Sur les raisons qui expliquent le transfert monétaire, l’ancien président répond laconiquement « parce qu’ils m’ont demandé ». « Mais vous ne donnez pas à tous ceux qui vous le demandent », rétorque Foka. « Ah non, mais écoute… C’est Chirac », répond Gbagbo, tout en ajoutant que « ce n’est pas une question de peur ». Et l’interviewé de faire part de son « étonnement » de voir le chef de l’État français lui « demander de l’argent ». Comme un autre président – africain cette fois – aurait été coutumier d’une telle requête, Gbagbo affirme qu’il a donné l’argent « sans… sans… » Il ne finit pas phrase.

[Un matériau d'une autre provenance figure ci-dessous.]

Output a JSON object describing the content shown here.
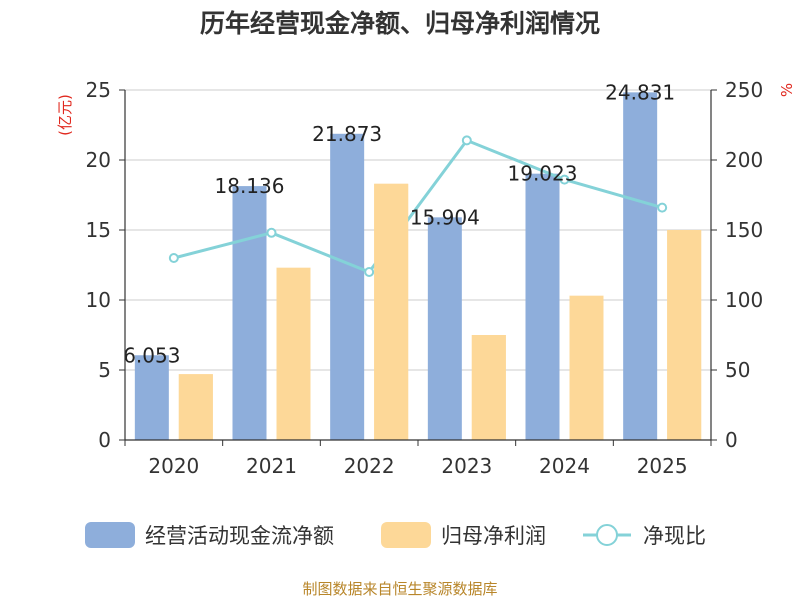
{
  "title": "历年经营现金净额、归母净利润情况",
  "source": "制图数据来自恒生聚源数据库",
  "chart_data": {
    "type": "bar",
    "categories": [
      "2020",
      "2021",
      "2022",
      "2023",
      "2024",
      "2025"
    ],
    "series": [
      {
        "name": "经营活动现金流净额",
        "type": "bar",
        "axis": "left",
        "color": "#8eaedb",
        "values": [
          6.053,
          18.136,
          21.873,
          15.904,
          19.023,
          24.831
        ],
        "data_labels": [
          "6.053",
          "18.136",
          "21.873",
          "15.904",
          "19.023",
          "24.831"
        ]
      },
      {
        "name": "归母净利润",
        "type": "bar",
        "axis": "left",
        "color": "#fdd898",
        "values": [
          4.7,
          12.3,
          18.3,
          7.5,
          10.3,
          15.0
        ]
      },
      {
        "name": "净现比",
        "type": "line",
        "axis": "right",
        "color": "#84d2d8",
        "values": [
          130,
          148,
          120,
          214,
          186,
          166
        ]
      }
    ],
    "ylabel_left": "(亿元)",
    "ylabel_right": "%",
    "ylim_left": [
      0,
      25
    ],
    "ylim_right": [
      0,
      250
    ],
    "yticks_left": [
      0,
      5,
      10,
      15,
      20,
      25
    ],
    "yticks_right": [
      0,
      50,
      100,
      150,
      200,
      250
    ],
    "grid": true,
    "legend_position": "bottom"
  }
}
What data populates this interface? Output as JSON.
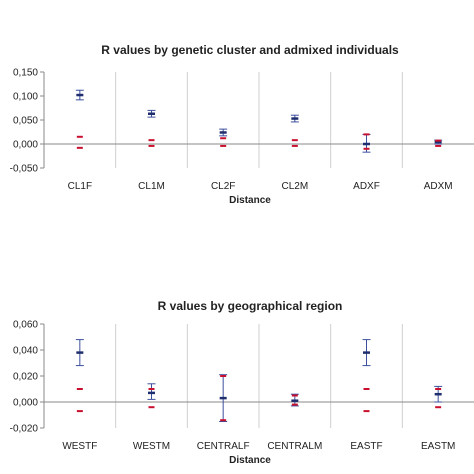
{
  "chart_data": [
    {
      "type": "scatter",
      "title": "R values by genetic cluster and admixed individuals",
      "xlabel": "Distance",
      "ylabel": "",
      "ylim": [
        -0.05,
        0.15
      ],
      "yticks": [
        "-0,050",
        "0,000",
        "0,050",
        "0,100",
        "0,150"
      ],
      "ytick_values": [
        -0.05,
        0.0,
        0.05,
        0.1,
        0.15
      ],
      "categories": [
        "CL1F",
        "CL1M",
        "CL2F",
        "CL2M",
        "ADXF",
        "ADXM"
      ],
      "grid": "vertical",
      "series": [
        {
          "role": "observed R",
          "color": "#3b4f9c",
          "values": [
            0.102,
            0.063,
            0.024,
            0.053,
            0.0,
            0.004
          ],
          "err_low": [
            0.092,
            0.056,
            0.017,
            0.046,
            -0.017,
            0.0
          ],
          "err_high": [
            0.112,
            0.07,
            0.031,
            0.06,
            0.02,
            0.008
          ]
        },
        {
          "role": "upper confidence",
          "color": "#c8102e",
          "values": [
            0.015,
            0.008,
            0.012,
            0.008,
            0.02,
            0.007
          ]
        },
        {
          "role": "lower confidence",
          "color": "#c8102e",
          "values": [
            -0.008,
            -0.004,
            -0.004,
            -0.004,
            -0.01,
            -0.004
          ]
        }
      ]
    },
    {
      "type": "scatter",
      "title": "R values by geographical region",
      "xlabel": "Distance",
      "ylabel": "",
      "ylim": [
        -0.02,
        0.06
      ],
      "yticks": [
        "-0,020",
        "0,000",
        "0,020",
        "0,040",
        "0,060"
      ],
      "ytick_values": [
        -0.02,
        0.0,
        0.02,
        0.04,
        0.06
      ],
      "categories": [
        "WESTF",
        "WESTM",
        "CENTRALF",
        "CENTRALM",
        "EASTF",
        "EASTM"
      ],
      "grid": "vertical",
      "series": [
        {
          "role": "observed R",
          "color": "#3b4f9c",
          "values": [
            0.038,
            0.007,
            0.003,
            0.001,
            0.038,
            0.006
          ],
          "err_low": [
            0.028,
            0.002,
            -0.015,
            -0.003,
            0.028,
            0.0
          ],
          "err_high": [
            0.048,
            0.014,
            0.021,
            0.006,
            0.048,
            0.012
          ]
        },
        {
          "role": "upper confidence",
          "color": "#c8102e",
          "values": [
            0.01,
            0.01,
            0.02,
            0.005,
            0.01,
            0.01
          ]
        },
        {
          "role": "lower confidence",
          "color": "#c8102e",
          "values": [
            -0.007,
            -0.004,
            -0.014,
            -0.002,
            -0.007,
            -0.004
          ]
        }
      ]
    }
  ]
}
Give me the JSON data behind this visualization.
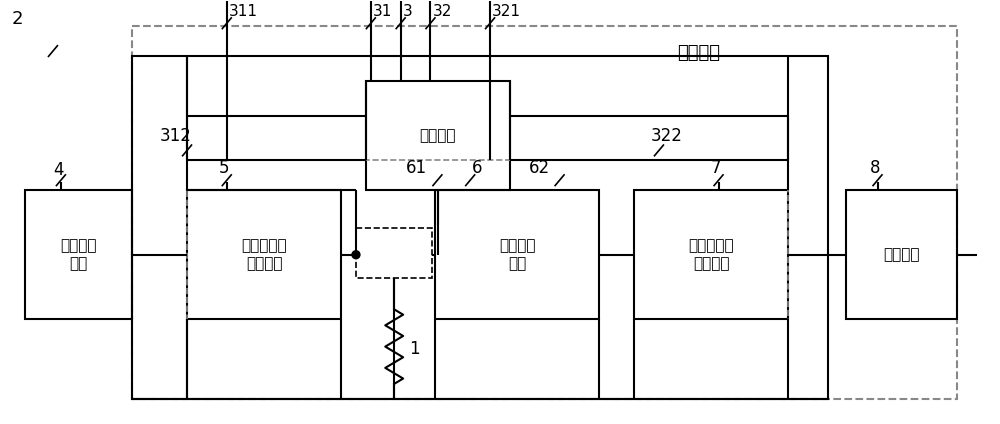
{
  "bg_color": "#ffffff",
  "line_color": "#000000",
  "dash_color": "#888888",
  "label_2": "2",
  "label_1": "1",
  "label_3": "3",
  "label_31": "31",
  "label_32": "32",
  "label_311": "311",
  "label_321": "321",
  "label_312": "312",
  "label_322": "322",
  "label_4": "4",
  "label_5": "5",
  "label_6": "6",
  "label_61": "61",
  "label_62": "62",
  "label_7": "7",
  "label_8": "8",
  "box_geli": "隔离电源",
  "box_jizun": "基准电源\n电路",
  "box_di1": "第一电流源\n发生电路",
  "box_guangou": "光耦隔离\n电路",
  "box_di2": "第二电流源\n发生电路",
  "box_cayang": "采样电路",
  "label_celiangdianlu": "测量电路",
  "figsize": [
    10.0,
    4.24
  ],
  "dpi": 100
}
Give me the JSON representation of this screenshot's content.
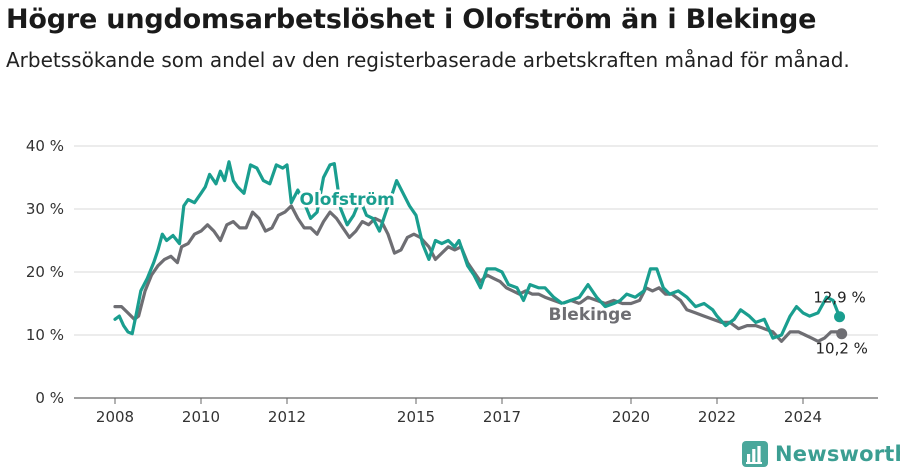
{
  "header": {
    "title": "Högre ungdomsarbetslöshet i Olofström än i Blekinge",
    "subtitle": "Arbetssökande som andel av den registerbaserade arbetskraften månad för månad."
  },
  "brand": {
    "name": "Newsworthy",
    "icon": "newsworthy-logo-icon",
    "color": "#3b9e92"
  },
  "chart_data": {
    "type": "line",
    "title": "Högre ungdomsarbetslöshet i Olofström än i Blekinge",
    "subtitle": "Arbetssökande som andel av den registerbaserade arbetskraften månad för månad.",
    "xlabel": "",
    "ylabel": "",
    "x_range": [
      2008,
      2025
    ],
    "ylim": [
      0,
      40
    ],
    "y_ticks": [
      0,
      10,
      20,
      30,
      40
    ],
    "y_tick_labels": [
      "0 %",
      "10 %",
      "20 %",
      "30 %",
      "40 %"
    ],
    "x_ticks": [
      2008,
      2010,
      2012,
      2015,
      2017,
      2020,
      2022,
      2024
    ],
    "x_tick_labels": [
      "2008",
      "2010",
      "2012",
      "2015",
      "2017",
      "2020",
      "2022",
      "2024"
    ],
    "grid": "horizontal",
    "legend": "inline labels",
    "series": [
      {
        "name": "Olofström",
        "color": "#1a9e8f",
        "end_label": "12,9 %",
        "points": [
          [
            2008.0,
            12.5
          ],
          [
            2008.1,
            13.0
          ],
          [
            2008.2,
            11.5
          ],
          [
            2008.3,
            10.5
          ],
          [
            2008.4,
            10.2
          ],
          [
            2008.5,
            13.5
          ],
          [
            2008.6,
            17.0
          ],
          [
            2008.75,
            19.0
          ],
          [
            2008.9,
            21.5
          ],
          [
            2009.0,
            23.5
          ],
          [
            2009.1,
            26.0
          ],
          [
            2009.2,
            25.0
          ],
          [
            2009.35,
            25.8
          ],
          [
            2009.5,
            24.5
          ],
          [
            2009.6,
            30.5
          ],
          [
            2009.7,
            31.5
          ],
          [
            2009.85,
            31.0
          ],
          [
            2010.0,
            32.5
          ],
          [
            2010.1,
            33.5
          ],
          [
            2010.2,
            35.5
          ],
          [
            2010.35,
            34.0
          ],
          [
            2010.45,
            36.0
          ],
          [
            2010.55,
            34.5
          ],
          [
            2010.65,
            37.5
          ],
          [
            2010.75,
            34.5
          ],
          [
            2010.85,
            33.5
          ],
          [
            2011.0,
            32.5
          ],
          [
            2011.15,
            37.0
          ],
          [
            2011.3,
            36.5
          ],
          [
            2011.45,
            34.5
          ],
          [
            2011.6,
            34.0
          ],
          [
            2011.75,
            37.0
          ],
          [
            2011.9,
            36.5
          ],
          [
            2012.0,
            37.0
          ],
          [
            2012.1,
            31.0
          ],
          [
            2012.25,
            33.0
          ],
          [
            2012.4,
            31.0
          ],
          [
            2012.55,
            28.5
          ],
          [
            2012.7,
            29.5
          ],
          [
            2012.85,
            35.0
          ],
          [
            2013.0,
            37.0
          ],
          [
            2013.1,
            37.2
          ],
          [
            2013.25,
            30.0
          ],
          [
            2013.4,
            27.5
          ],
          [
            2013.55,
            29.0
          ],
          [
            2013.7,
            31.5
          ],
          [
            2013.85,
            29.0
          ],
          [
            2014.0,
            28.5
          ],
          [
            2014.15,
            26.5
          ],
          [
            2014.3,
            29.5
          ],
          [
            2014.45,
            32.5
          ],
          [
            2014.55,
            34.5
          ],
          [
            2014.7,
            32.5
          ],
          [
            2014.85,
            30.5
          ],
          [
            2015.0,
            29.0
          ],
          [
            2015.15,
            24.5
          ],
          [
            2015.3,
            22.0
          ],
          [
            2015.45,
            25.0
          ],
          [
            2015.6,
            24.5
          ],
          [
            2015.75,
            25.0
          ],
          [
            2015.9,
            24.0
          ],
          [
            2016.0,
            25.0
          ],
          [
            2016.2,
            21.0
          ],
          [
            2016.35,
            19.5
          ],
          [
            2016.5,
            17.5
          ],
          [
            2016.65,
            20.5
          ],
          [
            2016.85,
            20.5
          ],
          [
            2017.0,
            20.0
          ],
          [
            2017.15,
            18.0
          ],
          [
            2017.35,
            17.5
          ],
          [
            2017.5,
            15.5
          ],
          [
            2017.65,
            18.0
          ],
          [
            2017.85,
            17.5
          ],
          [
            2018.0,
            17.5
          ],
          [
            2018.2,
            16.0
          ],
          [
            2018.4,
            15.0
          ],
          [
            2018.6,
            15.5
          ],
          [
            2018.8,
            16.0
          ],
          [
            2019.0,
            18.0
          ],
          [
            2019.2,
            16.0
          ],
          [
            2019.4,
            14.5
          ],
          [
            2019.6,
            15.0
          ],
          [
            2019.75,
            15.5
          ],
          [
            2019.9,
            16.5
          ],
          [
            2020.1,
            16.0
          ],
          [
            2020.3,
            17.0
          ],
          [
            2020.45,
            20.5
          ],
          [
            2020.6,
            20.5
          ],
          [
            2020.75,
            17.5
          ],
          [
            2020.9,
            16.5
          ],
          [
            2021.1,
            17.0
          ],
          [
            2021.3,
            16.0
          ],
          [
            2021.5,
            14.5
          ],
          [
            2021.7,
            15.0
          ],
          [
            2021.9,
            14.0
          ],
          [
            2022.0,
            13.0
          ],
          [
            2022.2,
            11.5
          ],
          [
            2022.4,
            12.5
          ],
          [
            2022.55,
            14.0
          ],
          [
            2022.75,
            13.0
          ],
          [
            2022.9,
            12.0
          ],
          [
            2023.1,
            12.5
          ],
          [
            2023.3,
            9.5
          ],
          [
            2023.5,
            10.0
          ],
          [
            2023.7,
            13.0
          ],
          [
            2023.85,
            14.5
          ],
          [
            2024.0,
            13.5
          ],
          [
            2024.15,
            13.0
          ],
          [
            2024.35,
            13.5
          ],
          [
            2024.55,
            16.0
          ],
          [
            2024.7,
            15.5
          ],
          [
            2024.85,
            12.9
          ]
        ]
      },
      {
        "name": "Blekinge",
        "color": "#6e6e73",
        "end_label": "10,2 %",
        "points": [
          [
            2008.0,
            14.5
          ],
          [
            2008.15,
            14.5
          ],
          [
            2008.3,
            13.5
          ],
          [
            2008.45,
            12.5
          ],
          [
            2008.55,
            13.0
          ],
          [
            2008.7,
            17.0
          ],
          [
            2008.85,
            19.5
          ],
          [
            2009.0,
            21.0
          ],
          [
            2009.15,
            22.0
          ],
          [
            2009.3,
            22.5
          ],
          [
            2009.45,
            21.5
          ],
          [
            2009.55,
            24.0
          ],
          [
            2009.7,
            24.5
          ],
          [
            2009.85,
            26.0
          ],
          [
            2010.0,
            26.5
          ],
          [
            2010.15,
            27.5
          ],
          [
            2010.3,
            26.5
          ],
          [
            2010.45,
            25.0
          ],
          [
            2010.6,
            27.5
          ],
          [
            2010.75,
            28.0
          ],
          [
            2010.9,
            27.0
          ],
          [
            2011.05,
            27.0
          ],
          [
            2011.2,
            29.5
          ],
          [
            2011.35,
            28.5
          ],
          [
            2011.5,
            26.5
          ],
          [
            2011.65,
            27.0
          ],
          [
            2011.8,
            29.0
          ],
          [
            2011.95,
            29.5
          ],
          [
            2012.1,
            30.5
          ],
          [
            2012.25,
            28.5
          ],
          [
            2012.4,
            27.0
          ],
          [
            2012.55,
            27.0
          ],
          [
            2012.7,
            26.0
          ],
          [
            2012.85,
            28.0
          ],
          [
            2013.0,
            29.5
          ],
          [
            2013.15,
            28.5
          ],
          [
            2013.3,
            27.0
          ],
          [
            2013.45,
            25.5
          ],
          [
            2013.6,
            26.5
          ],
          [
            2013.75,
            28.0
          ],
          [
            2013.9,
            27.5
          ],
          [
            2014.05,
            28.5
          ],
          [
            2014.2,
            28.0
          ],
          [
            2014.35,
            26.0
          ],
          [
            2014.5,
            23.0
          ],
          [
            2014.65,
            23.5
          ],
          [
            2014.8,
            25.5
          ],
          [
            2014.95,
            26.0
          ],
          [
            2015.1,
            25.5
          ],
          [
            2015.3,
            24.0
          ],
          [
            2015.45,
            22.0
          ],
          [
            2015.6,
            23.0
          ],
          [
            2015.75,
            24.0
          ],
          [
            2015.9,
            23.5
          ],
          [
            2016.05,
            24.0
          ],
          [
            2016.2,
            21.5
          ],
          [
            2016.35,
            20.0
          ],
          [
            2016.5,
            18.5
          ],
          [
            2016.65,
            19.5
          ],
          [
            2016.8,
            19.0
          ],
          [
            2016.95,
            18.5
          ],
          [
            2017.1,
            17.5
          ],
          [
            2017.25,
            17.0
          ],
          [
            2017.4,
            16.5
          ],
          [
            2017.55,
            17.0
          ],
          [
            2017.7,
            16.5
          ],
          [
            2017.85,
            16.5
          ],
          [
            2018.0,
            16.0
          ],
          [
            2018.2,
            15.5
          ],
          [
            2018.4,
            15.0
          ],
          [
            2018.6,
            15.5
          ],
          [
            2018.8,
            15.0
          ],
          [
            2019.0,
            16.0
          ],
          [
            2019.2,
            15.5
          ],
          [
            2019.4,
            15.0
          ],
          [
            2019.6,
            15.5
          ],
          [
            2019.8,
            15.0
          ],
          [
            2020.0,
            15.0
          ],
          [
            2020.2,
            15.5
          ],
          [
            2020.35,
            17.5
          ],
          [
            2020.5,
            17.0
          ],
          [
            2020.65,
            17.5
          ],
          [
            2020.8,
            16.5
          ],
          [
            2020.95,
            16.5
          ],
          [
            2021.15,
            15.5
          ],
          [
            2021.3,
            14.0
          ],
          [
            2021.5,
            13.5
          ],
          [
            2021.7,
            13.0
          ],
          [
            2021.9,
            12.5
          ],
          [
            2022.1,
            12.0
          ],
          [
            2022.3,
            12.0
          ],
          [
            2022.5,
            11.0
          ],
          [
            2022.7,
            11.5
          ],
          [
            2022.9,
            11.5
          ],
          [
            2023.1,
            11.0
          ],
          [
            2023.3,
            10.5
          ],
          [
            2023.5,
            9.0
          ],
          [
            2023.7,
            10.5
          ],
          [
            2023.9,
            10.5
          ],
          [
            2024.05,
            10.0
          ],
          [
            2024.2,
            9.5
          ],
          [
            2024.35,
            9.0
          ],
          [
            2024.5,
            9.5
          ],
          [
            2024.65,
            10.5
          ],
          [
            2024.8,
            10.5
          ],
          [
            2024.9,
            10.2
          ]
        ]
      }
    ]
  }
}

Hilare dans l’évocation d’un coup de téléphone de Chirac expliquant qu’il « saura se souvenir » du geste en liquide, Laurent Gbagbo omet surtout de préciser où il avait puisé ces milliards. Comme il apparaît peu probable que la fortune personnelle de Laurent Gbagbo ne soit pas à deux milliards près, s’agissait-il de fonds provenant de l’État ivoirien ? Autre question : Laurent Gbagbo réalise-t-il que, en évoquant ce type de souvenirs, il occupe le rôle de corrupteur présumé ?
Comme à son habitude, après un éclat de rire, l’ancien chef d’État ivoirien semble trouver cocasse « l’ingratitude » d’une France qui aurait ensuite monté une rébellion contre lui. Toujours absent des listes électorales à un an de la présidentielle ivoirienne, Laurent Gbagbo n’est pas sûr de pouvoir être candidat en 2025. S’il l’était, il devrait expliquer comment il entend dépenser les milliards de francs CFA de l’État ivoirien.